Zhang et al found RDW was useful predictor for sepsis. Sepsis patients with high value of RDW had higher all-cause mortality.16 The same trend was found in neonatal sepsis.17 Albumin also plays a predictive role in sepsis. Kendall et al found that low trend of serum albumin levels over time was associated with poor outcomes in patients with sepsis.18 It was also a strong predictor for sepsis in the elderly.19 All these results might partly explain the predicted role of RA in sepsis DKA patients.

The pathogenic mechanisms of DKA have not been clearly elucidated; however, it has been suggested that inflammation may play an important role in the process.6,7,20 High RDW levels and low albumin levels are strongly correlated with enhanced inflammation.10,21–25 Inflammatory cytokines lead to iron dysregulation, decreased erythropoietin production, damaged erythrocyte maturation, decreased RBC survival, enhanced immature erythrocyte circulation, and ultimately, increased anisocytosis. Albumin has the capacity for binding pro-inflammatory substances and decreasing inflammatory responses. In summary, a high RA, which represents elevated RDW and suppressed albumin levels, is a predictor for severe inflammation.
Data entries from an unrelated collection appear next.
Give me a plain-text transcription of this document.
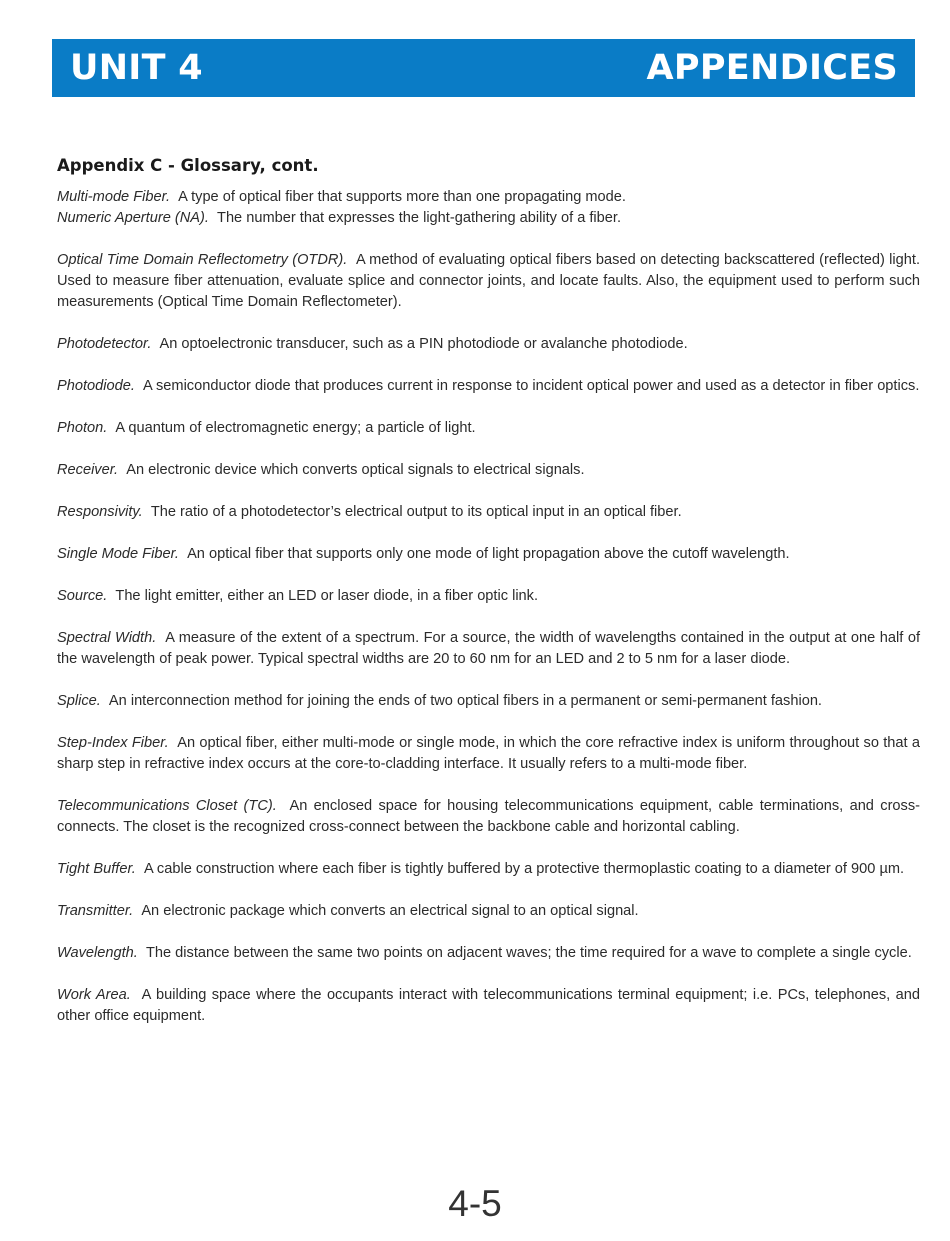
UNIT 4	APPENDICES
Appendix C - Glossary, cont.

Multi-mode Fiber. A type of optical fiber that supports more than one propagating mode.

Numeric Aperture (NA). The number that expresses the light-gathering ability of a fiber.

Optical Time Domain Reflectometry (OTDR). A method of evaluating optical fibers based on detecting backscattered (reflected) light. Used to measure fiber attenuation, evaluate splice and connector joints, and locate faults. Also, the equipment used to perform such measurements (Optical Time Domain Reflectometer).

Photodetector. An optoelectronic transducer, such as a PIN photodiode or avalanche photodiode.

Photodiode. A semiconductor diode that produces current in response to incident optical power and used as a detector in fiber optics.

Photon. A quantum of electromagnetic energy; a particle of light.

Receiver. An electronic device which converts optical signals to electrical signals.

Responsivity. The ratio of a photodetector’s electrical output to its optical input in an optical fiber.

Single Mode Fiber. An optical fiber that supports only one mode of light propagation above the cutoff wavelength.

Source. The light emitter, either an LED or laser diode, in a fiber optic link.

Spectral Width. A measure of the extent of a spectrum. For a source, the width of wavelengths contained in the output at one half of the wavelength of peak power. Typical spectral widths are 20 to 60 nm for an LED and 2 to 5 nm for a laser diode.

Splice. An interconnection method for joining the ends of two optical fibers in a permanent or semi-permanent fashion.

Step-Index Fiber. An optical fiber, either multi-mode or single mode, in which the core refractive index is uniform throughout so that a sharp step in refractive index occurs at the core-to-cladding interface. It usually refers to a multi-mode fiber.

Telecommunications Closet (TC). An enclosed space for housing telecommunications equipment, cable terminations, and cross-connects. The closet is the recognized cross-connect between the backbone cable and horizontal cabling.

Tight Buffer. A cable construction where each fiber is tightly buffered by a protective thermoplastic coating to a diameter of 900 µm.

Transmitter. An electronic package which converts an electrical signal to an optical signal.

Wavelength. The distance between the same two points on adjacent waves; the time required for a wave to complete a single cycle.

Work Area. A building space where the occupants interact with telecommunications terminal equipment; i.e. PCs, telephones, and other office equipment.

4-5
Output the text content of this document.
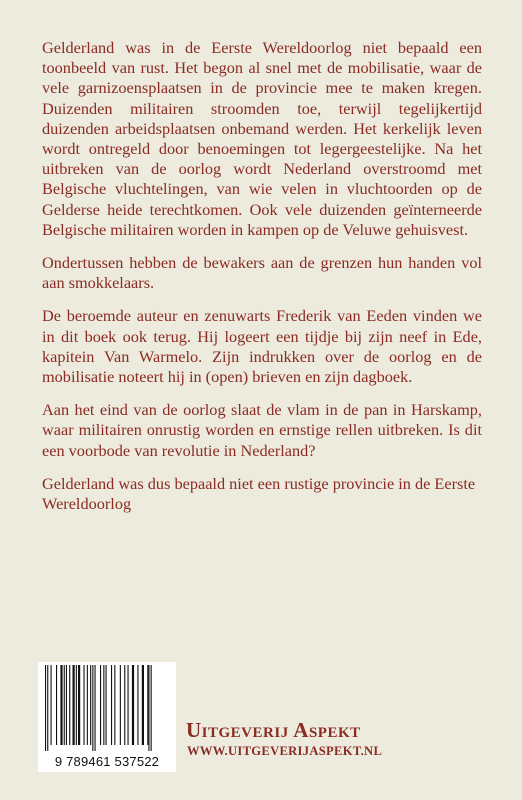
Gelderland was in de Eerste Wereldoorlog niet bepaald een toonbeeld van rust. Het begon al snel met de mobilisatie, waar de vele garnizoensplaatsen in de provincie mee te maken kregen. Duizenden militairen stroomden toe, terwijl tegelijkertijd duizenden arbeidsplaatsen onbemand werden. Het kerkelijk leven wordt ontregeld door benoemingen tot legergeestelijke. Na het uitbreken van de oorlog wordt Nederland overstroomd met Belgische vluchtelingen, van wie velen in vluchtoorden op de Gelderse heide terechtkomen. Ook vele duizenden geïnterneerde Belgische militairen worden in kampen op de Veluwe gehuisvest.

Ondertussen hebben de bewakers aan de grenzen hun handen vol aan smokkelaars.

De beroemde auteur en zenuwarts Frederik van Eeden vinden we in dit boek ook terug. Hij logeert een tijdje bij zijn neef in Ede, kapitein Van Warmelo. Zijn indrukken over de oorlog en de mobilisatie noteert hij in (open) brieven en zijn dagboek.

Aan het eind van de oorlog slaat de vlam in de pan in Harskamp, waar militairen onrustig worden en ernstige rellen uitbreken. Is dit een voorbode van revolutie in Nederland?

Gelderland was dus bepaald niet een rustige provincie in de Eerste Wereldoorlog

9 789461 537522
Uitgeverij Aspekt
WWW.UITGEVERIJASPEKT.NL
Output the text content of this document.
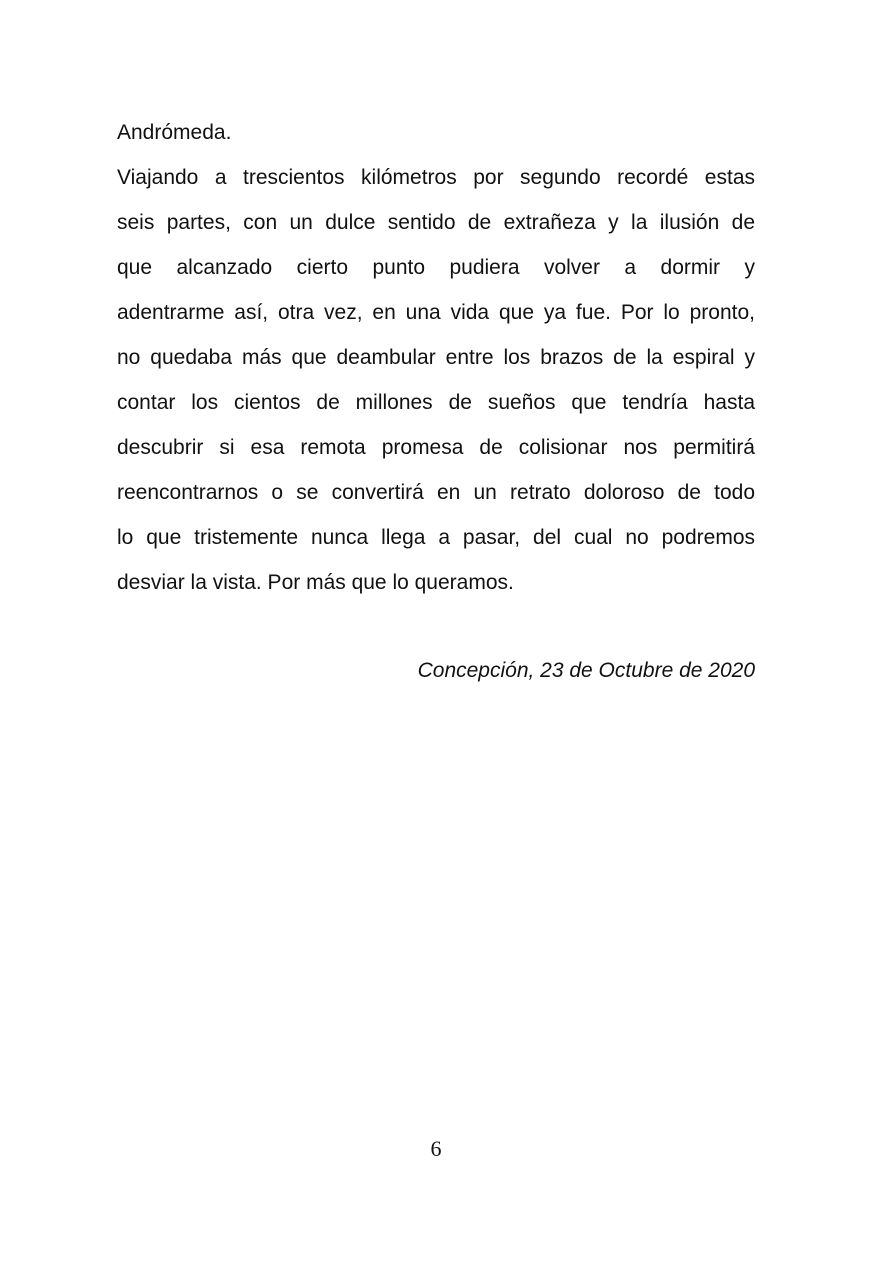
Andrómeda.
Viajando a trescientos kilómetros por segundo recordé estas
seis partes, con un dulce sentido de extrañeza y la ilusión de
que alcanzado cierto punto pudiera volver a dormir y
adentrarme así, otra vez, en una vida que ya fue. Por lo pronto,
no quedaba más que deambular entre los brazos de la espiral y
contar los cientos de millones de sueños que tendría hasta
descubrir si esa remota promesa de colisionar nos permitirá
reencontrarnos o se convertirá en un retrato doloroso de todo
lo que tristemente nunca llega a pasar, del cual no podremos
desviar la vista. Por más que lo queramos.
Concepción, 23 de Octubre de 2020
6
There are some limitations associated with this study. All data were obtained from the MIMIC III (v1.4) database; therefore, there may be a potential bias. Moreover, dynamic changes in RA, which may have elucidated on the predictive value of RA for DKA patients, were not evaluated in this study.

Conclusions

RA is a potential prognostic marker for DKA patients. A high RA is significantly correlated with increased all-cause mortality of DKA and an increased incidence of DKA-related infections.

Funding Statement

The authors declare that no funds were received to conduct this research.

Data Sharing Statement

The raw data were available in figshare (dx.doi.org/10.6084/m9.figshare.15105195).

Disclosure

The authors declare no conflicts of interest for this research.